Atatürk'ün geometri kitabı yazdığını 35 yaşında tesadüf
eseri bulunduğum konferansta öğrendiğimde çok şaşırmıştım. Atatürk Türkiye'nin
çağdaşlaşmasına yönelik adımlar atarken, geometri kitabı yazılması için Milli
Eğitim Bakanlığına görev verebilirdi. Demek ki, böyle bir kitabı yazacak
yeterli kadrolar olmadığını düşünmüş olmalı. Zaten Osmanlı, Cumhuriyet'e
yeterli aydın sınıfı bırakmadı. Ayrıca, ortada okuma yazma oranı % 6 olan bir
toplum vardı.
Cumhuriyet, Osmalı'dan tarım devrimi içinde kalmış, sanayi
devrimini kaçırmış bir toplum devraldı. Atatürk Cumhuriyetle birlikte, sanayi
devrimine geçiş aşamasında devrimleri peşpeşe ve hızlı yapmak zorunda kaldı.
Geometri kitabının yazılmasını hızlı sanayileşmek zorunda kalan bir toplumun
ihtiyacı olarak değerlendirmek gerekiyor.
Atatürk bu kitabı ölümünden bir buçuk yıl önce III. Türk Dil
Kurultayından hemen sonra 1936-1937 yılı kış aylarında Dolmabahçe Sarayı'nda
kendi eliyle yazmıştır. Atatürk Arapça ve Farsça terimlerle dolu ders
kitaplarının öğrenciler açısından öğrenimi geciktireceğini düşünmüştü.
Atatürk Sivas gezisi esnasında, Sivas Kongresinin de
yapıldığı Lisenin 9/A sınıfında programdaki Hendese (Geometri) dersine girdi.
Bu derste bir kız öğrenciyi tahtaya kaldırdı. Öğrenci tahtada çizdiği koşut iki
çizginin, başka iki koşut çizginin kesişmesinden oluşan açıların Arapça
adlarını söylemekte zorluk çekmiş ve yanlışlıklar yapmıştı. Bu durumdan
etkilenen Atatürk, tepkisini, “Bu anlaşılmaz Arapça terimlerle, öğrencilere
bilgi verilemez.

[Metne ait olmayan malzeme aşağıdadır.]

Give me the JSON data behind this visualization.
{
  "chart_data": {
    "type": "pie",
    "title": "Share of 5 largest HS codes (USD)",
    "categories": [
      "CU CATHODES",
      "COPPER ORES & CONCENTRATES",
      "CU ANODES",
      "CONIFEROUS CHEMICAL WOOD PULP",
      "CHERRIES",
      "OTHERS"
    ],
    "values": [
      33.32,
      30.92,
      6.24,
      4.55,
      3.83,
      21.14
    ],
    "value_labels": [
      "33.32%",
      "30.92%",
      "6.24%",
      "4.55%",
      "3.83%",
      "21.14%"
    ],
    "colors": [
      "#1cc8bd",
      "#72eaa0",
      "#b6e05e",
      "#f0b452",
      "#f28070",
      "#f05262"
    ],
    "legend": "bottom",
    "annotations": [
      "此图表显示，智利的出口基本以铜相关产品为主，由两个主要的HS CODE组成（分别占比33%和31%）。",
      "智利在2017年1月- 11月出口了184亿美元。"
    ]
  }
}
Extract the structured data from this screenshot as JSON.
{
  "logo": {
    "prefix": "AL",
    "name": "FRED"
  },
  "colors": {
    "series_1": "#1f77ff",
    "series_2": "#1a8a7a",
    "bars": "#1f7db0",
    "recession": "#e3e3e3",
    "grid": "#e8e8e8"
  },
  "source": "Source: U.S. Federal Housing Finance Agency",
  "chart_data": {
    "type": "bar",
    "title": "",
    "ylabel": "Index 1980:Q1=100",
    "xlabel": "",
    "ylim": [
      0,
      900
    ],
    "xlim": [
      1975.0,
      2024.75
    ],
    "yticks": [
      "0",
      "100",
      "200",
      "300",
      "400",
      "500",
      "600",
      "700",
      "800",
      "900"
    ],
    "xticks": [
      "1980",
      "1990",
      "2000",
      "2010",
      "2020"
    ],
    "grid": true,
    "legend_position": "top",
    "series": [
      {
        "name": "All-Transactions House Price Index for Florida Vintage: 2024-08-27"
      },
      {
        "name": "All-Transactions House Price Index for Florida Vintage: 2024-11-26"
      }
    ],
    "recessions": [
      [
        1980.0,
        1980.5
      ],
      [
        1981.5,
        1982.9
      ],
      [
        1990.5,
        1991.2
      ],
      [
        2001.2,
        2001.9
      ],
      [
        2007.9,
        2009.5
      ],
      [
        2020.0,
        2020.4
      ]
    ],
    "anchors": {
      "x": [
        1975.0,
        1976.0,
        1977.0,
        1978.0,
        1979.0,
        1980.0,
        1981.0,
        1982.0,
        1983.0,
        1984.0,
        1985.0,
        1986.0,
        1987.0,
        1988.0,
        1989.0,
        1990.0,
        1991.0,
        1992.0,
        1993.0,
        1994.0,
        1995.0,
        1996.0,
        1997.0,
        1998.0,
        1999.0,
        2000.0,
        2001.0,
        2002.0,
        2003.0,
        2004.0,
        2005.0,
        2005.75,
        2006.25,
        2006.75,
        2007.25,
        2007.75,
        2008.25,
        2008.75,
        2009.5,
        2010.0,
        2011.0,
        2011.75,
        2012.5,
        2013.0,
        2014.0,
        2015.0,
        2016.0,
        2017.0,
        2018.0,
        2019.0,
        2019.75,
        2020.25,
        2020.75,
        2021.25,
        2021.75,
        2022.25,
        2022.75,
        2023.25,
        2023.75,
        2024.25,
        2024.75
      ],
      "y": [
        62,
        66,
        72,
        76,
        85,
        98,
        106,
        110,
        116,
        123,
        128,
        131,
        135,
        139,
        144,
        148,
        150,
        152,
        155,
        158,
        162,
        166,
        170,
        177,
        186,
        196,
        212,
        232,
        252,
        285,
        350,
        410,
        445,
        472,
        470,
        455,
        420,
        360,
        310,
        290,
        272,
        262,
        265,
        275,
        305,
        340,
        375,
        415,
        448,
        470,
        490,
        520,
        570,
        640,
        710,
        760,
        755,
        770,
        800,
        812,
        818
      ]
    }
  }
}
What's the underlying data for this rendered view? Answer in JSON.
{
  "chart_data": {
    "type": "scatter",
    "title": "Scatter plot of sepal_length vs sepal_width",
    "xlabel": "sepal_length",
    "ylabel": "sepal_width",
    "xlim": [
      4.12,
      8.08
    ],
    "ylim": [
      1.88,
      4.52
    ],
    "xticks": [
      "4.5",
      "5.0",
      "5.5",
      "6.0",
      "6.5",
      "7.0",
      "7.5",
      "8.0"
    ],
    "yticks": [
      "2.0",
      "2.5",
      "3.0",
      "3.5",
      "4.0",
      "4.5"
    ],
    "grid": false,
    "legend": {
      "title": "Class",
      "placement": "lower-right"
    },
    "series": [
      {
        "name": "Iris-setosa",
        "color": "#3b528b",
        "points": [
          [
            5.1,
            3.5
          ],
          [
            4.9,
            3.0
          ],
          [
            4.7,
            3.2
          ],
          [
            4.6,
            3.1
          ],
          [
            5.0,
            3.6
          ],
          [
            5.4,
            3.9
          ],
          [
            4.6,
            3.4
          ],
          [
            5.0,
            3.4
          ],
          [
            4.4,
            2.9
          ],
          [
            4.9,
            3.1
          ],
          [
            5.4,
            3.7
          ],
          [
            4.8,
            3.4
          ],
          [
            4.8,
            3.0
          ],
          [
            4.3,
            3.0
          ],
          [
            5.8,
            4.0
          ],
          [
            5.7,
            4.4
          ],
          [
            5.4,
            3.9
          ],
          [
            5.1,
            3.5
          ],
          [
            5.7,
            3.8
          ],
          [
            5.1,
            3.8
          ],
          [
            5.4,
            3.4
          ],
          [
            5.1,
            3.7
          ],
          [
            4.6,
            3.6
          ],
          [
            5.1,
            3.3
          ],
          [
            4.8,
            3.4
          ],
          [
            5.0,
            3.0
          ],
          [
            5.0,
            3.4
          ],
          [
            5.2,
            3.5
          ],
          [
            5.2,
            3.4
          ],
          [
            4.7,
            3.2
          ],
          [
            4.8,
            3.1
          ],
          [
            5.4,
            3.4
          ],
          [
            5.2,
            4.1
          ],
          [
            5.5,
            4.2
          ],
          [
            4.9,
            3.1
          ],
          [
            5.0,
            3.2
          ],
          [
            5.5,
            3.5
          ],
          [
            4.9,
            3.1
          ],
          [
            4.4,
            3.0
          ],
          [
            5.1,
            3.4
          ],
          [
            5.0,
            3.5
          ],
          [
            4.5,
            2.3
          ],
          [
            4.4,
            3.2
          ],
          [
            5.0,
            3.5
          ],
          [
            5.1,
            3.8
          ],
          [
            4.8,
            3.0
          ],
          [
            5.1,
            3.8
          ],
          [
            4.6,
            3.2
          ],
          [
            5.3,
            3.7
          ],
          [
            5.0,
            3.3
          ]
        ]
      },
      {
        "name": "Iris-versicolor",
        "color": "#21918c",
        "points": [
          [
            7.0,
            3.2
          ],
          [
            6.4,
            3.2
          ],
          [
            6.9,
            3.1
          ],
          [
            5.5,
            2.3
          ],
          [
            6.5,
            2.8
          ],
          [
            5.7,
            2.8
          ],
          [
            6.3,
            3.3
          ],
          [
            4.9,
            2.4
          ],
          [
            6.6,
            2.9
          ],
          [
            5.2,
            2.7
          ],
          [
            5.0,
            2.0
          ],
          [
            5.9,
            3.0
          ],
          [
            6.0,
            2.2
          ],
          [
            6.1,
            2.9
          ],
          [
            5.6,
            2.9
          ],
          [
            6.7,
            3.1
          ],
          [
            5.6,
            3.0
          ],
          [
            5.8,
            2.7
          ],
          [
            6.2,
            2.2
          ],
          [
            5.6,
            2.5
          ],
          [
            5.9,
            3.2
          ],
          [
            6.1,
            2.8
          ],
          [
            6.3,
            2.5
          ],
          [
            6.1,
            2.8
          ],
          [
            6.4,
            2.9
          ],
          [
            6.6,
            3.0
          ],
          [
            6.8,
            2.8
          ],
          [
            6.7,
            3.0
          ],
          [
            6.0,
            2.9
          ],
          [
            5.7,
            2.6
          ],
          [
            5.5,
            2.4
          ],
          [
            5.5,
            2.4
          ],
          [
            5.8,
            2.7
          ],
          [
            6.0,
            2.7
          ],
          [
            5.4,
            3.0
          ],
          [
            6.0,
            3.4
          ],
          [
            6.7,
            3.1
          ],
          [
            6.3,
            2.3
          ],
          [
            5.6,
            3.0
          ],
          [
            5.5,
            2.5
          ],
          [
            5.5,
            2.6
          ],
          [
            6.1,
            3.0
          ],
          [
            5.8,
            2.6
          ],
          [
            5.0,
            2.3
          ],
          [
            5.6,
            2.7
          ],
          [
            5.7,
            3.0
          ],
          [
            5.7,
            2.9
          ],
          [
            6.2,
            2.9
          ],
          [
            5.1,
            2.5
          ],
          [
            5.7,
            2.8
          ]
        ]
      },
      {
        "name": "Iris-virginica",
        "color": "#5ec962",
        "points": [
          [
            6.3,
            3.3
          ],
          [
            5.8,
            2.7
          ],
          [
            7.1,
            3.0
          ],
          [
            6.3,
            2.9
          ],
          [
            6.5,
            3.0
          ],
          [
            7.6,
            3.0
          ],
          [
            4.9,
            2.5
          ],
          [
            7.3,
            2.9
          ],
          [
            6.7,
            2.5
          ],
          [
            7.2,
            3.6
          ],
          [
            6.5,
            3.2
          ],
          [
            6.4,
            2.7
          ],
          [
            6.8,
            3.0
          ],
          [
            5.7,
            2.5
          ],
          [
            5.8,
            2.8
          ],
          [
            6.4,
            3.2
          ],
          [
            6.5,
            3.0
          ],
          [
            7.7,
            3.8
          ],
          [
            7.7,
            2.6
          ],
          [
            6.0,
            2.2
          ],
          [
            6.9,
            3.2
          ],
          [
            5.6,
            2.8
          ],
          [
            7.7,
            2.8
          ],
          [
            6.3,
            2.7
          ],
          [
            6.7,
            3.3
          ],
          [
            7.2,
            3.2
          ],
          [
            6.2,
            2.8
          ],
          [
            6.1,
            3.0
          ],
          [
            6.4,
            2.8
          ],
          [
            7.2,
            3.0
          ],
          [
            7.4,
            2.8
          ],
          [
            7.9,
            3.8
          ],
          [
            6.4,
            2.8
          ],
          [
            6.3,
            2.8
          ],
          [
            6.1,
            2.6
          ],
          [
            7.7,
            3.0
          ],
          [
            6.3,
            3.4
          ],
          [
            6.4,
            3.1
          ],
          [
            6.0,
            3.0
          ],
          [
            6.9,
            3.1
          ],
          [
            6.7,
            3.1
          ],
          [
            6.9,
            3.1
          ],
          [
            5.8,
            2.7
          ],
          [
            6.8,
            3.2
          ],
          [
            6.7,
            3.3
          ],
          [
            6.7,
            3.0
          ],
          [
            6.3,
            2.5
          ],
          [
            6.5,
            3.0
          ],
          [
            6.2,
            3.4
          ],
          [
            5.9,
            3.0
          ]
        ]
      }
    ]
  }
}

Dersler, Türkçe, yeni terimlerle anlatılmalıdır.” dedi ve
tebeşiri eline alıp, tahtada çizimlerle “zaviye”nin karşılığı olarak “açı”,
“dılı” nın karşılığı olarak “kenar”, “müselles”in karşılığı olarak da “üçgen”
gibi Türkçe yeni terimler kullanarak, bir takım Geometri konularını ve bu arada
Pythagoras teoremini anlattı.
Atatürk, dilimize karşılığı “koşut” olan “muvazi”
kelimesinin yerine kullandığı “paralel” teriminin kökenini açıklarken Orta
Asya’daki Türklerin, kağnının iki tekerleğinin bir dingile bağlı olarak duruş
biçimine “para” adını verdiklerini anlattı.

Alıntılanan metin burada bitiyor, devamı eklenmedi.